As if that was not enough, another obstacle. A closed gate to keep the cattle and the runners out. As I approached it, I realized that with the stress of being in a hurry, it could take me as long as a whole minute or maybe even two to figure out how to open it. My hand dexterity is not very good at all - way below average for a man. And even worse after running 9 miles hard at this elevation. So I looked around to see if there was some kind of a hole. No hole, just barbed wire. However, the gate looked like I could fairly easily climb over it, so I did. Probably lost 20-25 seconds of time + rhythm.

Finally made it to the finish area. Saw my mother, and waved at her - she is visiting us from Russia, and was willing to get up at 5:00 am to see a race.

Leon ran a great time of 1:13:29. This is absolutely amazing on this course. What a breakthrough! In the beginning of the year I was beating him in 5 Ks by over 30 seconds. Then he closed it to 3 seconds in Draper Days 5 K. Then he beat me by a minute and a half in the half marathon last week. Now he beat me by as much as 4 minutes just a week later, and I do not think that my performance today was any worse than last week comparatively with the adjustments for the course. He is going to be a very tough competitor in the Top of Utah marathon.

Jed Burton won the marathon with 2:50:08. Bill Cobler was second with 2:55:30. Went for a cool-down with Bill afterwards.

In the evening ran with the kids, and worked out with weights, bench press, 105 pounds, 3x3, narrow grip.

Somehow managed to put in 76 miles this week.

Night Sleep Time: 0.00Nap Time: 0.00Total Sleep Time: 0.00
Comments
From Chad on Sat, Aug 26, 2006 at 21:32:03

What a crazy race. Good work on your finish in challenging circumstances. I'm excited for Jed too; pursuing the Grand Slam and a marathon victory along the way.

From Clayjr on Sun, Aug 27, 2006 at 15:15:56

Sasha, what is the best way to determine my marathon pace? I don't want to start out to quick or to slow, when I ran Ogden I took it kind of slow not knowing what to expect.

Thanks, Clay

From Clayjr on Mon, Aug 28, 2006 at 13:13:37

Thanks for the advise, man you guy's run fast how do you do it. My goal is to get it where I can run around a 7:00 minute mile when I'm racing, I don't know if that is possible when I here you guy's. I averaged a 7:35 mile when I ran a 10 mile race in june but I don't know if I can keep that up for 26.2. Sasha I am training for the St. George Marathon and the 20 mile was on my training schedule for my long run is that to much, is that why you told me to keep it around 15 miles for my weekly long run, let me know.

Thanks Again, Clay

From Sasha Pachev on Mon, Aug 28, 2006 at 13:24:37

Clay - I think running 20 miles does you some good when you are ready for it.

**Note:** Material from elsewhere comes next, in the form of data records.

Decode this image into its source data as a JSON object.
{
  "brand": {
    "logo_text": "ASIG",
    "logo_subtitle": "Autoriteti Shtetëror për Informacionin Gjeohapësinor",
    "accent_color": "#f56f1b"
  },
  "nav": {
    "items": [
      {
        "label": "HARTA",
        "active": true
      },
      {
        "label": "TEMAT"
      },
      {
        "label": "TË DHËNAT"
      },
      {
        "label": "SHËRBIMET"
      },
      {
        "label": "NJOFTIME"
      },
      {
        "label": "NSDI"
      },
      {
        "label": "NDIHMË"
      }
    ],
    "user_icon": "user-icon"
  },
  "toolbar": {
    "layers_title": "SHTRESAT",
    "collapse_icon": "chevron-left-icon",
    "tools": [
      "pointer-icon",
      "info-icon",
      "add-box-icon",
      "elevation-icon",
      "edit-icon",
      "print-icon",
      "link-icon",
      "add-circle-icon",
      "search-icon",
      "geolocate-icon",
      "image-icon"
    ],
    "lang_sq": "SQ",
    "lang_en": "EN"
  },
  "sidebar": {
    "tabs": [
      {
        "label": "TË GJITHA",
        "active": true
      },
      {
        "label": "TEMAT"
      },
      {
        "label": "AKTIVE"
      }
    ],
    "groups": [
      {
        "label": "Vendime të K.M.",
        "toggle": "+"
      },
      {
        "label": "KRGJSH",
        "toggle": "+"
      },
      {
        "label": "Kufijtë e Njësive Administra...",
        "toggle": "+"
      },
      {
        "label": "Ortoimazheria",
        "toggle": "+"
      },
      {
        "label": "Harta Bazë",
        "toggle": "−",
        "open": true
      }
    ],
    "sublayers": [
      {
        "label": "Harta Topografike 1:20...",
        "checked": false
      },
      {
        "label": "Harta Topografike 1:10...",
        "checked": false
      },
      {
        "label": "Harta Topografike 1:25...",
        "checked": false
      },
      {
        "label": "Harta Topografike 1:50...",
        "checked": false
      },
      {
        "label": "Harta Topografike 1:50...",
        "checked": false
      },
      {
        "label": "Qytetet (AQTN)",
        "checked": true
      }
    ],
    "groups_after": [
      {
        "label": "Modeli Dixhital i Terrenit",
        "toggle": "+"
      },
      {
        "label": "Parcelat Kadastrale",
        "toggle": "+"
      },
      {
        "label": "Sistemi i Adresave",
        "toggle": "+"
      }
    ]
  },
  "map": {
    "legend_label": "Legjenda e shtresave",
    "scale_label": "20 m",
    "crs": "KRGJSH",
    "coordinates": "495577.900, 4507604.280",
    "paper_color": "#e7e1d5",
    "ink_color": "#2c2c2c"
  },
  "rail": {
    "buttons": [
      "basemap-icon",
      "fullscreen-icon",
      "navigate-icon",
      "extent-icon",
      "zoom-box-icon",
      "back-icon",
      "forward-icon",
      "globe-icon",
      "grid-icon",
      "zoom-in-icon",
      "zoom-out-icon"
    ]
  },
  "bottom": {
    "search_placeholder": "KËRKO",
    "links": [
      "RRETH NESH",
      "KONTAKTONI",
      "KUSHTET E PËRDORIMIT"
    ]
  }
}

Otherwise, it breaks you down, and you end hitting the wall sooner in the race. With your current level of training, 15 miles for a long run makes more sense.

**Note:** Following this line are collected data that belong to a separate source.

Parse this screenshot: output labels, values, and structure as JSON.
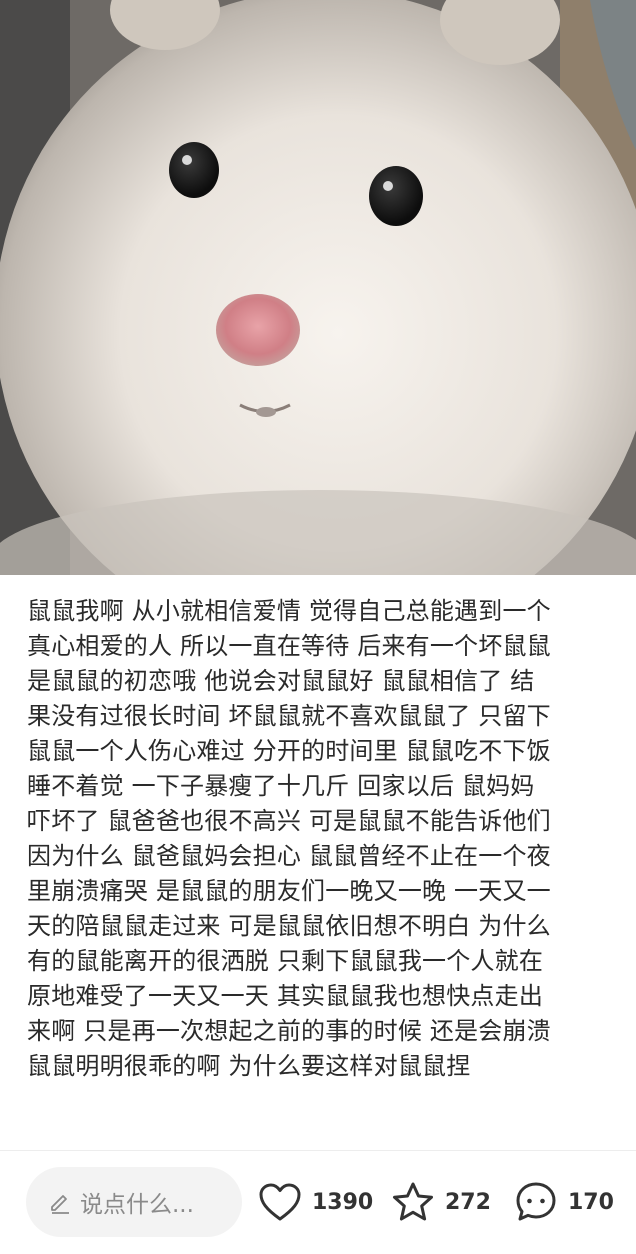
{
  "photo": {
    "description_icon": "hamster-photo"
  },
  "post": {
    "lines": [
      "鼠鼠我啊 从小就相信爱情 觉得自己总能遇到一个",
      "真心相爱的人 所以一直在等待 后来有一个坏鼠鼠",
      "是鼠鼠的初恋哦 他说会对鼠鼠好 鼠鼠相信了 结",
      "果没有过很长时间 坏鼠鼠就不喜欢鼠鼠了 只留下",
      "鼠鼠一个人伤心难过 分开的时间里 鼠鼠吃不下饭",
      "睡不着觉 一下子暴瘦了十几斤 回家以后 鼠妈妈",
      "吓坏了 鼠爸爸也很不高兴 可是鼠鼠不能告诉他们",
      "因为什么 鼠爸鼠妈会担心 鼠鼠曾经不止在一个夜",
      "里崩溃痛哭 是鼠鼠的朋友们一晚又一晚 一天又一",
      "天的陪鼠鼠走过来 可是鼠鼠依旧想不明白 为什么",
      "有的鼠能离开的很洒脱 只剩下鼠鼠我一个人就在",
      "原地难受了一天又一天 其实鼠鼠我也想快点走出",
      "来啊 只是再一次想起之前的事的时候 还是会崩溃",
      "鼠鼠明明很乖的啊 为什么要这样对鼠鼠捏"
    ]
  },
  "bottom_bar": {
    "comment_placeholder": "说点什么...",
    "likes": "1390",
    "favorites": "272",
    "comments": "170",
    "icons": {
      "comment_input": "pen-icon",
      "like": "heart-icon",
      "favorite": "star-icon",
      "comment": "chat-bubble-icon"
    }
  }
}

Never mind the schedules unless they were written for you individually with a solid understanding of how your body works.

I do not think running 7:00 mile pace for 10 miles, or even for the whole marathon is an unreasonable goal for you. But it will take time and diligence in training.

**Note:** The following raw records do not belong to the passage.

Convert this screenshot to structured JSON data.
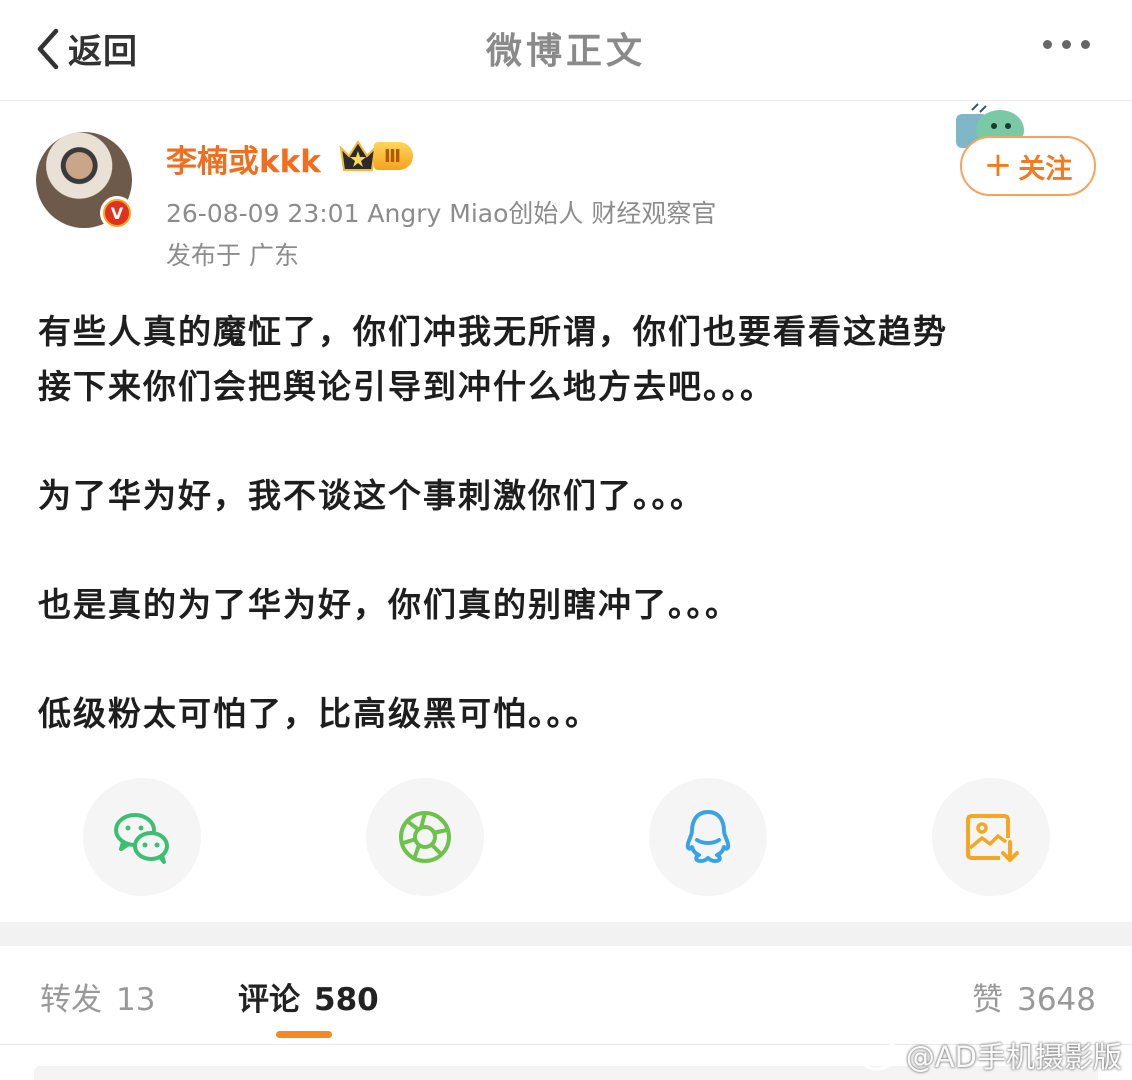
{
  "topbar": {
    "back_label": "返回",
    "title": "微博正文"
  },
  "author": {
    "name": "李楠或kkk",
    "vip_level": "Ⅲ",
    "meta": "26-08-09 23:01  Angry Miao创始人 财经观察官",
    "location": "发布于 广东",
    "verified_mark": "V"
  },
  "follow": {
    "plus": "+",
    "label": "关注"
  },
  "post": {
    "paragraphs": [
      "有些人真的魔怔了，你们冲我无所谓，你们也要看看这趋势\n接下来你们会把舆论引导到冲什么地方去吧。。。",
      "为了华为好，我不谈这个事刺激你们了。。。",
      "也是真的为了华为好，你们真的别瞎冲了。。。",
      "低级粉太可怕了，比高级黑可怕。。。"
    ]
  },
  "share": [
    {
      "icon": "wechat-icon",
      "color": "#3cbf72"
    },
    {
      "icon": "moments-icon",
      "color": "#6cc24a"
    },
    {
      "icon": "qq-icon",
      "color": "#3aa3e6"
    },
    {
      "icon": "save-image-icon",
      "color": "#f5a623"
    }
  ],
  "tabs": {
    "repost": {
      "label": "转发",
      "count": "13"
    },
    "comment": {
      "label": "评论",
      "count": "580"
    },
    "like": {
      "label": "赞",
      "count": "3648"
    }
  },
  "watermark": "@AD手机摄影版",
  "colors": {
    "accent": "#f06e1e",
    "tab_underline": "#f5891f"
  }
}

From Evan on Mon, Aug 28, 2006 at 17:48:50

I don't remember any closed gate. It looked like they had fixed the one gate I do remember from the 2005 Rail Trail 1/2 Marathon. I remember getting yelled at during the Park City Rail Trail 1/2M in 2005 by some psycho about leaving a gate open on the Rail Trail. It was actually kind-of funny. The guy demanded I go back and close the gate. I was like this is a race, move your cows off the trail. My clock time was 3:37, my offical time was 3:57. I started 20 minutes late. I liked that course. I didn't think the course was much harder than the Salt Lake City Marathon. I agree that the hill at 17 was tough and there were some impatient drivers on that section as well. The hardest marathon I ran thus far has been the 2006 Bonneville Shoreline Trail Marathon, it's absolutely brutal. I almost called a cab about mile 20 or 21 of the BSTM. I think I would have, but another runner talked me out of it. I got lost and ended up running about 27 miles. There are some section of the BSTM that are insanely steep, you can barely walk up it, much less run. There is very little flat in that course.